There weren't enough chairs for the volunteers crammed inside the four-room campaign office Wednesday morning. Every time aides hit "refresh" on their computers, hundreds more online donations appeared. Downstairs, the postal carrier spent 10 minutes trying to cram a two-foot stack of envelopes stuffed with checks into the mail slot.
"It's been raining money," said Beth DeZiel, 39, the campaign's dazed deputy finance director. "There's so much, we can barely keep up. It's unbelievable."
But this unsolicited good fortune -- $1.3 million since Friday -- isn't based on anything the Democratic former mayor and grandfather of seven did. It's all because of something his rival, Minnesota Rep. Michele Bachmann, said.
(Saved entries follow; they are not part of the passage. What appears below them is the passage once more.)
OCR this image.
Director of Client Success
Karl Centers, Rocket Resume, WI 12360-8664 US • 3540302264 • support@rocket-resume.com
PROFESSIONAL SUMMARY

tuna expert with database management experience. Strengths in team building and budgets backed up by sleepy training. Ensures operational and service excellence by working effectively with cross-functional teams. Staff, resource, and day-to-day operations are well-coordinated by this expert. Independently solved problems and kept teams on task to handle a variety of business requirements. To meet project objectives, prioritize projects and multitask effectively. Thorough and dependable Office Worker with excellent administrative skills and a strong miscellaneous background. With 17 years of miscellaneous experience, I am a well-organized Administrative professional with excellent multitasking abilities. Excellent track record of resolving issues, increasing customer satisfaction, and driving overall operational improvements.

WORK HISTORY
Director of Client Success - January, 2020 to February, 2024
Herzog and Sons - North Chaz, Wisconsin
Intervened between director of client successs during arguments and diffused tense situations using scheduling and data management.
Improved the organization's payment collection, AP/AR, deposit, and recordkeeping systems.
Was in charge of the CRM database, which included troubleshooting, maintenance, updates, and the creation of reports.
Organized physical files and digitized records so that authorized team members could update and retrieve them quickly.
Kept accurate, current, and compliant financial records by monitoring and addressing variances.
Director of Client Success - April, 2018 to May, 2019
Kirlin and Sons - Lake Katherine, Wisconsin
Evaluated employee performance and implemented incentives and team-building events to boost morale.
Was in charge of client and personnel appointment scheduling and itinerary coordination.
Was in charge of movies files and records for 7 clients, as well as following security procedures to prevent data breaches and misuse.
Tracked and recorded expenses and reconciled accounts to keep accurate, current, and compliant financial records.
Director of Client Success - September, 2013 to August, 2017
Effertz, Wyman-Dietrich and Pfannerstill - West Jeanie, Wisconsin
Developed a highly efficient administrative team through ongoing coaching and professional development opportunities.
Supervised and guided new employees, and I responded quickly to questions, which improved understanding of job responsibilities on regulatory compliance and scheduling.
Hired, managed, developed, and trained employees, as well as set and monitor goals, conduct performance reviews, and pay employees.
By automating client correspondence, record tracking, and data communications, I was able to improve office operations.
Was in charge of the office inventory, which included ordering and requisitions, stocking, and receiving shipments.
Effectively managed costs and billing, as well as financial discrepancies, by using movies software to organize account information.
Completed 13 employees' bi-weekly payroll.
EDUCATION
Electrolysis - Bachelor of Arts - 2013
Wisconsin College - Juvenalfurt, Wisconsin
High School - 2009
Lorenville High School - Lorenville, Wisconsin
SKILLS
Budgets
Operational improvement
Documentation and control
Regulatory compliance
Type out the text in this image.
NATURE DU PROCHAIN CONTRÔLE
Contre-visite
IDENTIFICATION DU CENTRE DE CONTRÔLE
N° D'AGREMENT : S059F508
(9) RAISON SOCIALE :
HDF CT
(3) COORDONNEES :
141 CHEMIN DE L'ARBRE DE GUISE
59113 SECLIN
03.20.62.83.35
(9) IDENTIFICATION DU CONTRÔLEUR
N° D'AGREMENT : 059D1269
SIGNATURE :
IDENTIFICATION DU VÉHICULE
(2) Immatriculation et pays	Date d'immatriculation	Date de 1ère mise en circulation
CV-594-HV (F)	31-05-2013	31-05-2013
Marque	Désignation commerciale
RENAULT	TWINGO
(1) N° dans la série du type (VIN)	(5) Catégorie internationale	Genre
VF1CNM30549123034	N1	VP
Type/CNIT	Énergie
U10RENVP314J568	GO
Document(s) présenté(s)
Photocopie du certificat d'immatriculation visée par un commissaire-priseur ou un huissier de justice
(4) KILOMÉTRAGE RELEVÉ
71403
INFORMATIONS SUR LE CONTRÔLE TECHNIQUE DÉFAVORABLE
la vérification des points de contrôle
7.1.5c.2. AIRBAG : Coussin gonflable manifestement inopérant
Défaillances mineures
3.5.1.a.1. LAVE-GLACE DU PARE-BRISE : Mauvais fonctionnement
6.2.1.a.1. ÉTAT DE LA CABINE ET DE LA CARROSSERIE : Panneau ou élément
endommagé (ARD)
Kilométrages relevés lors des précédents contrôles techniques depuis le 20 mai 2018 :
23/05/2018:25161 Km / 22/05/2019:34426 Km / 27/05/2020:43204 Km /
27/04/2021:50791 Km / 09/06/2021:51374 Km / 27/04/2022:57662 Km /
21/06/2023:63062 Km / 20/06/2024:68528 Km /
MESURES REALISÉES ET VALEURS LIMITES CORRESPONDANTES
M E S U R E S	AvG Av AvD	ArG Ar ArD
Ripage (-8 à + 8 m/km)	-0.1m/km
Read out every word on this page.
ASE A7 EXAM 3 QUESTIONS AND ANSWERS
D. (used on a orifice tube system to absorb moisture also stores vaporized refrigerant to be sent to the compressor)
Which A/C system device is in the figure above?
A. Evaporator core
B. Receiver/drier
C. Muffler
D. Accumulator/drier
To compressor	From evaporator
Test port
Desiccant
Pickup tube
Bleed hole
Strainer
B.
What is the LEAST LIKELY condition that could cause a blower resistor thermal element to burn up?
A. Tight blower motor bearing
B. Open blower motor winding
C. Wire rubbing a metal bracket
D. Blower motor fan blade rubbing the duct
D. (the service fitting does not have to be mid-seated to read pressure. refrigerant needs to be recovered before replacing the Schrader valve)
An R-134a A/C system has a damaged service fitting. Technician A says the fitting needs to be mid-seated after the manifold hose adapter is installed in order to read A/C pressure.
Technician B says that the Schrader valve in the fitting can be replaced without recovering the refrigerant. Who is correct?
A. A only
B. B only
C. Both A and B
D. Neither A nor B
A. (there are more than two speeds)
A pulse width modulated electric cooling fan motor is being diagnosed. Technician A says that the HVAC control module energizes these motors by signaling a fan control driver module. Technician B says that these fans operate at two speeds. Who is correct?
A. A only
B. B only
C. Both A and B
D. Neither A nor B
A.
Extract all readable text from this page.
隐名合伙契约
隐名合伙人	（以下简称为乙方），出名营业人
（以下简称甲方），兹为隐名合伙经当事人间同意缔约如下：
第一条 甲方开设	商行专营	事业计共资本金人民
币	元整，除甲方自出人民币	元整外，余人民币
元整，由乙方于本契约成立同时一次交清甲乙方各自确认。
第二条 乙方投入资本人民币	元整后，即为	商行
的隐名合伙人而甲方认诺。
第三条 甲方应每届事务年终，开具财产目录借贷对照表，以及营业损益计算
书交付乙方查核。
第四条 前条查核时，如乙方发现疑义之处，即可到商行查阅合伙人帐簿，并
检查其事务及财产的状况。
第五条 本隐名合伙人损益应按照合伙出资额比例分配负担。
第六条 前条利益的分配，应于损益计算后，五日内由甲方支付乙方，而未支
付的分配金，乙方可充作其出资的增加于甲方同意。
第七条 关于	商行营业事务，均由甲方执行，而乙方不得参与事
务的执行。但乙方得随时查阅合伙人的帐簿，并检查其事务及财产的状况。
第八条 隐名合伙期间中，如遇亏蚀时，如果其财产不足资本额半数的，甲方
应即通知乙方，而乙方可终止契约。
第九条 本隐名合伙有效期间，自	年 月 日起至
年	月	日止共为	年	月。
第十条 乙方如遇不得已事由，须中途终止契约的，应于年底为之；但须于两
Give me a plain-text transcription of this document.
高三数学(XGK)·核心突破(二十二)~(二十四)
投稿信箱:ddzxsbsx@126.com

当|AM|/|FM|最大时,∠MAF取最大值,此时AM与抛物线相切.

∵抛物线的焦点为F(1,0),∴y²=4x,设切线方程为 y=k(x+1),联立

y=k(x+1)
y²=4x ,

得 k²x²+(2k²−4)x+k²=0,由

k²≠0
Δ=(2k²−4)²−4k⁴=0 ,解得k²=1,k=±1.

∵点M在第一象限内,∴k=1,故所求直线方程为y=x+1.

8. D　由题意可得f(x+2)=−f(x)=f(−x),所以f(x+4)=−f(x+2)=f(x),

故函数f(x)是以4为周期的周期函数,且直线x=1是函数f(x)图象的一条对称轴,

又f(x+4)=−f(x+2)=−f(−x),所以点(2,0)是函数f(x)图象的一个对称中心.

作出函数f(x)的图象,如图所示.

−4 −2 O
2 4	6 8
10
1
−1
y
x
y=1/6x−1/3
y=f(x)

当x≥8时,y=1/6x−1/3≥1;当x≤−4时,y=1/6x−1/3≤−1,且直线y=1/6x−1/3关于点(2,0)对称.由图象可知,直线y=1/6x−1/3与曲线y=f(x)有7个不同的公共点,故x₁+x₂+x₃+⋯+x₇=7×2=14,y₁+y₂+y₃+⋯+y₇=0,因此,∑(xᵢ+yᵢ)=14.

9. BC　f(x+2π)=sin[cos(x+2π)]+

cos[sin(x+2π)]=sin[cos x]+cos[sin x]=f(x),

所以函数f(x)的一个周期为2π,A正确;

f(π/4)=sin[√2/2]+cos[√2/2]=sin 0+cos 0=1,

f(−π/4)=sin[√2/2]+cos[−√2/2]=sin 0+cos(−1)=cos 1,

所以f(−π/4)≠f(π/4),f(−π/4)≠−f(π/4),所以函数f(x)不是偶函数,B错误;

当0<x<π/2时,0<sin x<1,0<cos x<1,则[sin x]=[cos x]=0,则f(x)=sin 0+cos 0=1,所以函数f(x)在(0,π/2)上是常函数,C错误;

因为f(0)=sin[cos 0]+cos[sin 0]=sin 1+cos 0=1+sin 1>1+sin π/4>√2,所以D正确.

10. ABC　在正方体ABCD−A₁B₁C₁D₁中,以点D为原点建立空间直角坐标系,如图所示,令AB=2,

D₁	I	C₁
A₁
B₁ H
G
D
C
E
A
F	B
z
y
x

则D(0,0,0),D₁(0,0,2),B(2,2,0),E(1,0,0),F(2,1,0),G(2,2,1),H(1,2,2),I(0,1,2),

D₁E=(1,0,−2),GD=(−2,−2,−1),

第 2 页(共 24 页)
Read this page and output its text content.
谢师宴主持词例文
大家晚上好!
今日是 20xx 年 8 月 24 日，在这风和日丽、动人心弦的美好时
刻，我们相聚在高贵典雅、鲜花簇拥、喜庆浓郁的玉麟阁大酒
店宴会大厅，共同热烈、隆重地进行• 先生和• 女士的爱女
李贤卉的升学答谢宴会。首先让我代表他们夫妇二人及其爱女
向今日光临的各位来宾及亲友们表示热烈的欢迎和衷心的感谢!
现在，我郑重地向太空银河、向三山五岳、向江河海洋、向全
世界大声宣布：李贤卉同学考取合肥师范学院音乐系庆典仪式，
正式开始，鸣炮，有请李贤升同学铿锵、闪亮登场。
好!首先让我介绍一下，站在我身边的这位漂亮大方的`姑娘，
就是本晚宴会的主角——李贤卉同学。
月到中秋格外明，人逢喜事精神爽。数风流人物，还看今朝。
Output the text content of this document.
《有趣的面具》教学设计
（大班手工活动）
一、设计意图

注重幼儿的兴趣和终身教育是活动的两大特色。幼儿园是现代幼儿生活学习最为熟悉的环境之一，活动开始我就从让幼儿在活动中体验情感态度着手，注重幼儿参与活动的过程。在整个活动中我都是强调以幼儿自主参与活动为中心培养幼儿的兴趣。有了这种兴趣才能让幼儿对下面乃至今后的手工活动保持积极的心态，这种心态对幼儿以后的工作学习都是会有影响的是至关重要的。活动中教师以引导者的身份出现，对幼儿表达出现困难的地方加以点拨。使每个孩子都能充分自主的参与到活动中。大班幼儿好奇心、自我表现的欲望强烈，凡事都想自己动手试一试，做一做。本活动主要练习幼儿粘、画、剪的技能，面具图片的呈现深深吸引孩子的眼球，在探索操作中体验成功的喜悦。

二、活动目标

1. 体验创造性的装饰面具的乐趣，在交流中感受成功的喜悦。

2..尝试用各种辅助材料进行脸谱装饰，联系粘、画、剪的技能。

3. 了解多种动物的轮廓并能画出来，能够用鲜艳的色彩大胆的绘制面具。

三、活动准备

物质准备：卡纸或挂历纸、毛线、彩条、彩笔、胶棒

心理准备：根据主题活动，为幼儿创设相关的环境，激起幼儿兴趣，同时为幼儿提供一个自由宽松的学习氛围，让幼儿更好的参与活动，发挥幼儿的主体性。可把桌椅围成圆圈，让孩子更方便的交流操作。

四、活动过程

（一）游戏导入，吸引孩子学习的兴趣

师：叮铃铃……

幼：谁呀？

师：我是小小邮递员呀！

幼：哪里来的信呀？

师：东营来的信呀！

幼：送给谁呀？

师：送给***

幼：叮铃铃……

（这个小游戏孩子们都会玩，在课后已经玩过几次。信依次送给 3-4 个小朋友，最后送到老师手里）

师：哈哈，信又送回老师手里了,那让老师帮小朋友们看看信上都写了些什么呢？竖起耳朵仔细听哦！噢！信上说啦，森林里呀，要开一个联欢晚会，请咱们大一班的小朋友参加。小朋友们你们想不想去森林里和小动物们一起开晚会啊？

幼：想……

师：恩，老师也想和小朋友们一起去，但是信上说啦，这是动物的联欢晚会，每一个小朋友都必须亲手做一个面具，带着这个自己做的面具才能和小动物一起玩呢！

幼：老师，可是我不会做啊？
On Friday afternoon, Bachmann appeared on MSNBC's "Hardball with Chris Matthews" and made what has been dubbed the million-dollar mistake: Bachmann, 52, alleged that presidential candidate Barack Obama may hold "anti-American" views, and proposed a media investigation into "the views of the people in Congress [to] find out: Are they pro-America or anti-America?"
While Sen. Obama's presidential bid has transformed the way campaigns use the Internet to reach volunteers and donors, the technology has also become a way for the public to instantly react -- even to races in which they can't vote.
Those quick reactions, often in the form of donations, can influence the outcome of a campaign, said Julie Barko Germany, director of the Institute for Politics, Democracy & the Internet at George Washington University's Graduate School of Political Management.
Barko Germany said "the Internet can be an amplifier," enabling viewers to react instantly to something that incites strong support or fury.
"It's an excellent fundraising tool," she added, citing research indicating that "when you show someone a video online, they donate 10% more."
Bachmann's interview has turned the race into one of the country's most intensely watched. It also unleashed an online backlash against Bachmann, who many local political observers assumed would easily win reelection.
President Bush won the district in 2004 with 57% of the vote. In 2006, former state Sen. Bachmann was heralded as the first female Republican to be elected to the U.S. House of Representatives from the district, which is dominated by blue-collar and farming communities.